MARCH 2023 · ADVENTURE
Eryri: Snowdonia - Before the Blizzard Hits
Ogwen Valley, Eryri
Two days in the Ogwen Valley watching the weather arrive. The sequence of it was the subject.

Day one: peaks sharp against a pale sky, snow on the upper faces, the ridgeline defined. The view from inside the tent — fabric framing the opening, mountains beyond it, the familiar tent-door framing that is also just what you see when you're lying there looking out. There's a small shelter in the moorland, low and functional, visible against the slope. I shot from it in the wind.
The layering-away of the mountains into mist is a process you can watch in real time if you pay attention.
Ogwen Valley — March 2023

Day two: the fog started at the summits and moved down. The layering-away of the mountains into mist is a process you can watch in real time if you pay attention. One ridge, then the next, then the valley walls softening.
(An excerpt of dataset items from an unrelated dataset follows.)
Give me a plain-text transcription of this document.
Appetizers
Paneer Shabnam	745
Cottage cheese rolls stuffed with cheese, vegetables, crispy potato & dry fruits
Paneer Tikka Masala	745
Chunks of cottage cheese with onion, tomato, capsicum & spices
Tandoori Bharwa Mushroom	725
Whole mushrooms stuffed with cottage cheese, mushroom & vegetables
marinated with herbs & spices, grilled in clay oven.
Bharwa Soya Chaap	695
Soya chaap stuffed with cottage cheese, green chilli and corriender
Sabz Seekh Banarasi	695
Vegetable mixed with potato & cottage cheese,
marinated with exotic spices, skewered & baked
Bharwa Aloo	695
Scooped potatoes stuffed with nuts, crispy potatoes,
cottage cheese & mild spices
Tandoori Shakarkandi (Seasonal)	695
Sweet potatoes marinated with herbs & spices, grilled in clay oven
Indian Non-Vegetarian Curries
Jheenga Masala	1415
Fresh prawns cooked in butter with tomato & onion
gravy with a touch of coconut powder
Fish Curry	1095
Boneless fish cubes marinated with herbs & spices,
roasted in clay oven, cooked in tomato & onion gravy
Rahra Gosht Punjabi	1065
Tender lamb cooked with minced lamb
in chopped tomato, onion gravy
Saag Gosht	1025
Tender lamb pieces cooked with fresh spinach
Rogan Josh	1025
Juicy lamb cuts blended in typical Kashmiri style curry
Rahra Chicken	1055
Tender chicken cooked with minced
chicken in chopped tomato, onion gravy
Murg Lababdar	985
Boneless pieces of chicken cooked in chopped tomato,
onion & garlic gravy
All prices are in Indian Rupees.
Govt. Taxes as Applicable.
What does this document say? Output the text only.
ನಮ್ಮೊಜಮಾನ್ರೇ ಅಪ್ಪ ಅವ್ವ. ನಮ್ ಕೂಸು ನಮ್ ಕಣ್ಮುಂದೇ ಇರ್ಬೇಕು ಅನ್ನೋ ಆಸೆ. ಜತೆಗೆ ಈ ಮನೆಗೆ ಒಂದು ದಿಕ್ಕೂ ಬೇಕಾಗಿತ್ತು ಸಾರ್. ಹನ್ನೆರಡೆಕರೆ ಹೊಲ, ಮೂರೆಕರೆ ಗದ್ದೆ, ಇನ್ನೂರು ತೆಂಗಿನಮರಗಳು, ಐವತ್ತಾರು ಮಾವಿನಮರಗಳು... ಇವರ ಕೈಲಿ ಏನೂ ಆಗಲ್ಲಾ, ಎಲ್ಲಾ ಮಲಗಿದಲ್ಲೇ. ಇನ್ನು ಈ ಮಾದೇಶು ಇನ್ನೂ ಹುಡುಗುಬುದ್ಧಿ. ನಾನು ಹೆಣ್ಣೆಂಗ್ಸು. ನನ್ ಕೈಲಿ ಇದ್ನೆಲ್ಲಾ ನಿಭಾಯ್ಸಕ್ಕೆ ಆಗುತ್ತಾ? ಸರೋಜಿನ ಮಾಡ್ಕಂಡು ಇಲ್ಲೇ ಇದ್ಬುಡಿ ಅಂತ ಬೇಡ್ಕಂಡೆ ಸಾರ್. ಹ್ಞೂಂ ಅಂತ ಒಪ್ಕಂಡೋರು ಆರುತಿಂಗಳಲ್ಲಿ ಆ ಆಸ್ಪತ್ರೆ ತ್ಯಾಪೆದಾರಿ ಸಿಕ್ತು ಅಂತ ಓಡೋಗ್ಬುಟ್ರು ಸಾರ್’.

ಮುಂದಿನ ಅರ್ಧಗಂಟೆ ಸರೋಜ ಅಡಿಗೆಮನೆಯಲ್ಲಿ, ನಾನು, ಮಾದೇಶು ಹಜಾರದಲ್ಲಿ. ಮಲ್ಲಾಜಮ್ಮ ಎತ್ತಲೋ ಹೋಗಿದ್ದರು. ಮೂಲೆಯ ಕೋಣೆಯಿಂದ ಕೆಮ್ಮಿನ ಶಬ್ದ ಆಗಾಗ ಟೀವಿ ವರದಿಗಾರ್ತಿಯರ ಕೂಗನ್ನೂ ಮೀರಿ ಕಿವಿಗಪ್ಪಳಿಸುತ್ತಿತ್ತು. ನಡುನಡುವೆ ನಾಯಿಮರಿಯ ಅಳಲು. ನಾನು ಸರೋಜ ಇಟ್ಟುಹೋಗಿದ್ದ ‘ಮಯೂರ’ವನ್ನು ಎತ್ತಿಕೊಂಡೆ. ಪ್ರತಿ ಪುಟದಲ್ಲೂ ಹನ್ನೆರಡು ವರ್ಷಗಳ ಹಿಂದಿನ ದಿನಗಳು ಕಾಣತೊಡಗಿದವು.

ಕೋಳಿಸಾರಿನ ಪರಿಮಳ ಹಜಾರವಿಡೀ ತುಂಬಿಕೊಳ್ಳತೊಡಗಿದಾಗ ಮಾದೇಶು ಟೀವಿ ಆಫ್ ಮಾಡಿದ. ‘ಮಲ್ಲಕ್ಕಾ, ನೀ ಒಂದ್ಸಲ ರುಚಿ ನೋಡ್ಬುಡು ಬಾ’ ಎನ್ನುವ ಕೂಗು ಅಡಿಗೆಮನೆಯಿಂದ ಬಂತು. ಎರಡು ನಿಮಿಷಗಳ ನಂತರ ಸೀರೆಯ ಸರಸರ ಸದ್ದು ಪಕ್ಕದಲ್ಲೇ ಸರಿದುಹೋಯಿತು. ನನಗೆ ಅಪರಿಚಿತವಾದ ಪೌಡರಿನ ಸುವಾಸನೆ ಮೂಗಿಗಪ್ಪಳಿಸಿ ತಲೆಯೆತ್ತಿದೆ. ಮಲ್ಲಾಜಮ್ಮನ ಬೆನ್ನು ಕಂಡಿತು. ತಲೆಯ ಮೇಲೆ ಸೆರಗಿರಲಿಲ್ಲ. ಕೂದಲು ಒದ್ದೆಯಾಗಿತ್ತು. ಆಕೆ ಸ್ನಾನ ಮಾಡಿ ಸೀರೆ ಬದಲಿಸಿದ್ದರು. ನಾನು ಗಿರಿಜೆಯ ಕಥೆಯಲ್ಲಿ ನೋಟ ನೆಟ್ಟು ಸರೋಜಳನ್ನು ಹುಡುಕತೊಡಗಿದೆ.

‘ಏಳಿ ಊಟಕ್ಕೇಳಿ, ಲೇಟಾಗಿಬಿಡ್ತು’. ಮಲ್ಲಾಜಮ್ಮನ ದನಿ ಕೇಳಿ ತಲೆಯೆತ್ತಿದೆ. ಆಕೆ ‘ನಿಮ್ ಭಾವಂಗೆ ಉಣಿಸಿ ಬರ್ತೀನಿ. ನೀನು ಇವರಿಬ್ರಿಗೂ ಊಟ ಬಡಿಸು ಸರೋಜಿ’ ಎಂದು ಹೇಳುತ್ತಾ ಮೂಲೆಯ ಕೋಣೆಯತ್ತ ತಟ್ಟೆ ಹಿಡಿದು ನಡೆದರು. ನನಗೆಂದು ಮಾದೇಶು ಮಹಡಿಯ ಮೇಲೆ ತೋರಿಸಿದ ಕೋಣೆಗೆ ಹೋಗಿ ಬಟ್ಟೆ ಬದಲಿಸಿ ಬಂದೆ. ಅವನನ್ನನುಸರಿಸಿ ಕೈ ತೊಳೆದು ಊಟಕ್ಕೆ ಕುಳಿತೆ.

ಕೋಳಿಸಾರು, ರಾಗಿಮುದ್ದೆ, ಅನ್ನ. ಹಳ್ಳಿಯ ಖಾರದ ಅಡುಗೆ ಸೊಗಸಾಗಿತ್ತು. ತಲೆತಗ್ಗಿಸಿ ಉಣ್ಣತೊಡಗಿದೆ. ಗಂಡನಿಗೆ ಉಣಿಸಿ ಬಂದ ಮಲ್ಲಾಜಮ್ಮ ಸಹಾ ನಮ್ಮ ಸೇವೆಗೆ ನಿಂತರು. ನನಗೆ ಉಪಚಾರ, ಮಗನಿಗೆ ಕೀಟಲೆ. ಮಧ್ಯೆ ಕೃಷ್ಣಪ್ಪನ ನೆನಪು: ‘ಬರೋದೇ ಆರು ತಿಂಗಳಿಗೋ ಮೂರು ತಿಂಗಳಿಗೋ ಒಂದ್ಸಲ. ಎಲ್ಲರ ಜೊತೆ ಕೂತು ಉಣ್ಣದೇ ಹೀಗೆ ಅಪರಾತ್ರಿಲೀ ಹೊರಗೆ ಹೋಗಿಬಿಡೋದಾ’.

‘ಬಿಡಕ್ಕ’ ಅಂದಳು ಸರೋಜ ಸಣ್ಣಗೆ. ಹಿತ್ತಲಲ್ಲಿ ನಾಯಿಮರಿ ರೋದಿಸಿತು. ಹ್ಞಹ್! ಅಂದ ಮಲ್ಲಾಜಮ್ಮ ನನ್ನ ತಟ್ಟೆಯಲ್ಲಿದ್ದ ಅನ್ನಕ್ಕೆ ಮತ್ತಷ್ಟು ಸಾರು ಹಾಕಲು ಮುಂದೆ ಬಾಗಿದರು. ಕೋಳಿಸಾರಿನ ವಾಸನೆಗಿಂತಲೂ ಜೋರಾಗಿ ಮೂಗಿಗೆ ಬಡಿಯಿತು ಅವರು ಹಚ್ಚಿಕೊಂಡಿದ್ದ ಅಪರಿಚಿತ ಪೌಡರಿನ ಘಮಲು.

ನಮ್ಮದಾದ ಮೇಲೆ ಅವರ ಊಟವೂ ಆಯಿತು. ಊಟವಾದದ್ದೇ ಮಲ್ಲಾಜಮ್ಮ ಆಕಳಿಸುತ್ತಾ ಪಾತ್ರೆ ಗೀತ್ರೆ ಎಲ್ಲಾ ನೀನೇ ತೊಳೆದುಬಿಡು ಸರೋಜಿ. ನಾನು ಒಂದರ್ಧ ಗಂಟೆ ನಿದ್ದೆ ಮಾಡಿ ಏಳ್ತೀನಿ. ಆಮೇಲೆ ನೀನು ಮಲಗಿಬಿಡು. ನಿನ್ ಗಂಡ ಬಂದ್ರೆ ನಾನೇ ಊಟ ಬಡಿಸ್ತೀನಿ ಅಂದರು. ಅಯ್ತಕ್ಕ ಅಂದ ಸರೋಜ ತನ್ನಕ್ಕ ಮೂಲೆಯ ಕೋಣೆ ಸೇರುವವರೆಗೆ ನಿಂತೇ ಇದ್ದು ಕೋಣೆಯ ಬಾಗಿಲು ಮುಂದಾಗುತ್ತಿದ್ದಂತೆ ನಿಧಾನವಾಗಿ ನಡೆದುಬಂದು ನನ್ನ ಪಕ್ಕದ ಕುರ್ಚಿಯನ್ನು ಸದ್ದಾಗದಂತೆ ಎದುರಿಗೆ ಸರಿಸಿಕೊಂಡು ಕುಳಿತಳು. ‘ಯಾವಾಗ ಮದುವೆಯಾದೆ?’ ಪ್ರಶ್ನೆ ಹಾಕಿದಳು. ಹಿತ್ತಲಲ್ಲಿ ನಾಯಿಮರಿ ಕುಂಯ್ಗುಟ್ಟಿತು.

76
The peaks that were sharp the previous morning became approximate shapes, then grey suggestions, then nothing.


I was heading out by the time the snow actually started. But the hour before it — when the fog was down and the light had gone flat and everything was the same grey-white — is the hour this series is about. One frame: Tryfan's flanks disappearing into cloud, the moorland in the foreground still visible, the mountain already half-gone. Another: the valley from low down, the ridgelines layered and receding into mist, no colour distinction between sky and stone.

A mountain stream moving through moorland, the far peaks still carrying some snow. That image is from the first day. You can see the difference between the two days in what the light is doing.
By the time the snow really hit, I was already on the road south.